Rosa Fregel, Assistant Professor, University of La Laguna, Spain

Paleogenomics of the Neolithic transition in North Africa

Rosa Fregel is a population geneticist specialized in ancient DNA analysis of archaeological human remains from warm areas using paleogenomic techniques. Her PhD project dealt with the analysis of ancient DNA from the indigenous population of the Canary Islands. She obtained her PhD degree at Universidad de La Laguna (Canary Islands, Spain) in 2010, which was distinguished with the Extraordinary Doctorate Award and the European Quality Acknowledgment. As a postdoctoral scholar in the Bustamante Lab at Stanford University (USA), Rosa Fregel was involved with the paleogenomic analysis of prehistoric populations from North Africa. Currently, she holds a position as Assistant Professor in the Department of Genetics at Universidad de La Laguna (Spain), and she is the PI of the Evolution, Population Genetics and Paleogenomics research group (PALEOGEN). She has been funded by the Center for Computational, Evolutionary and Human Genomics at Stanford University to study the Indian Ocean slave trade from a paleogenomic point of view, and by the CajaCanarias Foundation to continue her research on the origin and evolution of the indigenous population of the Canary Islands. Website.

Victor Černý, Professor, Institute of Archaeology, Czech Republic

Population structure and gene flow in the African Sahel/Savannah Belt

Viktor Černý is an anthropologist working at the Institute of Archaeology in Prague, Academy of Science of the Czech Republic, where he founded laboratory of archaeogenetic dealing with modern human diversity and inferring the past demographic events. His interests lie mainly in the genetic structure of sub-Saharan African populations, the first human settlements of Eurasia and the impacts of subsistence strategies on the genetic profile of human populations. He is the author or co-author of over seventy papers in specialised journals in anthropology and archaeology, including international journals in the field of human population genetics. His works show that interdisciplinary collaboration between humanities (archaeology, ethnography, and linguistics) and biomedical sciences (genetics and physical anthropology) can bring new insights into our past and present. He is presently funded by the Czech Science Foundation. Website.
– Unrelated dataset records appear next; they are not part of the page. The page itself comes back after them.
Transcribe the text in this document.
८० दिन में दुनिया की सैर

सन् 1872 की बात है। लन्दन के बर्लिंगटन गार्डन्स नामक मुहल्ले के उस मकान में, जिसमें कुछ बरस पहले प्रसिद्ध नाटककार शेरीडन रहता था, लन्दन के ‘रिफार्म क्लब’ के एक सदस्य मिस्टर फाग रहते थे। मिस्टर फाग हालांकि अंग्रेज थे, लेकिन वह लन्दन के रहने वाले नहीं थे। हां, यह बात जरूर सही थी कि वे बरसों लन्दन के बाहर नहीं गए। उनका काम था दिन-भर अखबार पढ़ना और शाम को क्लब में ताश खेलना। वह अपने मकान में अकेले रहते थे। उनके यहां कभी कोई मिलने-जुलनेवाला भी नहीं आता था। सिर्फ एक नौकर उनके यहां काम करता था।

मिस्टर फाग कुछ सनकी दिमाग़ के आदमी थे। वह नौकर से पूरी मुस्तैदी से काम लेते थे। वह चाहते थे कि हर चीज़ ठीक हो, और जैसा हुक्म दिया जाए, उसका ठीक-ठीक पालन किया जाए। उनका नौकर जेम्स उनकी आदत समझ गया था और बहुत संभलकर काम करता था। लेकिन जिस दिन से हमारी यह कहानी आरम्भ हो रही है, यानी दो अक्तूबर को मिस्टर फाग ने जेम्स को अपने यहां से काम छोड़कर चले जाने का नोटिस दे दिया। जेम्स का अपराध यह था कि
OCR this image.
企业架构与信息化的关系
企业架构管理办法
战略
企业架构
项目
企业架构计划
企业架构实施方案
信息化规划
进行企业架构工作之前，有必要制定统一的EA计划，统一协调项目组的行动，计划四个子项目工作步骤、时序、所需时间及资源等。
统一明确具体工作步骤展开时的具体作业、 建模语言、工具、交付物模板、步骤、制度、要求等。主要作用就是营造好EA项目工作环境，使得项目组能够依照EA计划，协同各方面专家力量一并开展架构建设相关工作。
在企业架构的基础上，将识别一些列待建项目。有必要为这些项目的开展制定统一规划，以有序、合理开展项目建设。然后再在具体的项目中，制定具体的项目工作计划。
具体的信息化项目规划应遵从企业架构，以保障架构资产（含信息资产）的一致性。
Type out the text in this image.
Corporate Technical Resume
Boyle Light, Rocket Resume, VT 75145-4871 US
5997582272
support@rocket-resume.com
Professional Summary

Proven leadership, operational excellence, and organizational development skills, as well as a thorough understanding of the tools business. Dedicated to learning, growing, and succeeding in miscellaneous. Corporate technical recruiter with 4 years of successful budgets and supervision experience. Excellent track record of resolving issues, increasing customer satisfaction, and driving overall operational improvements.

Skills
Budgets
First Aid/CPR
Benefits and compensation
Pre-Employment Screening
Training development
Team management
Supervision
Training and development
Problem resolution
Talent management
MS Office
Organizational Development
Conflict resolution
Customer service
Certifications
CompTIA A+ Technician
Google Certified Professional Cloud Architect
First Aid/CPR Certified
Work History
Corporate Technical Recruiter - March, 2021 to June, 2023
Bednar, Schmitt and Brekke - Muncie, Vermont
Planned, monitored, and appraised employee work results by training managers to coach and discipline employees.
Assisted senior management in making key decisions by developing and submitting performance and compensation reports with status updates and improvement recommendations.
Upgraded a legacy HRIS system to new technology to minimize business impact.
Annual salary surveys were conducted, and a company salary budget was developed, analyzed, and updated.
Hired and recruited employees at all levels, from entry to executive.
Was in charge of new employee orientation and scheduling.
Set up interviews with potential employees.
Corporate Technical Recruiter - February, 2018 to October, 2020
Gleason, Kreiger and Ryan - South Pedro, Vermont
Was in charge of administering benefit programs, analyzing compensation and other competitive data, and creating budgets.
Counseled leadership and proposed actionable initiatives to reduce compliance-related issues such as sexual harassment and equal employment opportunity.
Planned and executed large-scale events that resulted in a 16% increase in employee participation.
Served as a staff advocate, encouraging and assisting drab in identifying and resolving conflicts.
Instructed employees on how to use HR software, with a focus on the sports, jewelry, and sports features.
Estella Poloni, Senior Lecturer, University of Geneva, Switzerland

Population structure and gene flow in the African Sahel/Savannah Belt

Estella S. Poloni is a population geneticist working at the University of Geneva (Switzerland), where she teaches principles of molecular population genetics, mechanisms of molecular evolution, and biostatistics at the undergraduate, graduate and PhD levels, and where she pursues research on the evolution of genetic and genomic diversity in human populations. Her research interests focus on the relation of this diversity to the history of migrations and cultural differentiation – such as the history of languages or the adoption of new subsistence strategies. She investigates such evolutionary imprints in genes involved in interactions between the organism and its chemical and dietary environment, which are potential targets of selective pressures. To this aim, she has ongoing collaborations with seven teams in Europe, America, Africa and Asia, and is presently funded by the Swiss National Science Foundation. This collaborative network has resulted in the publication of eight scientific articles and one book chapter in the last five years. Estella Poloni is a member of the board of Associate Editors of BMC Genetics. Website.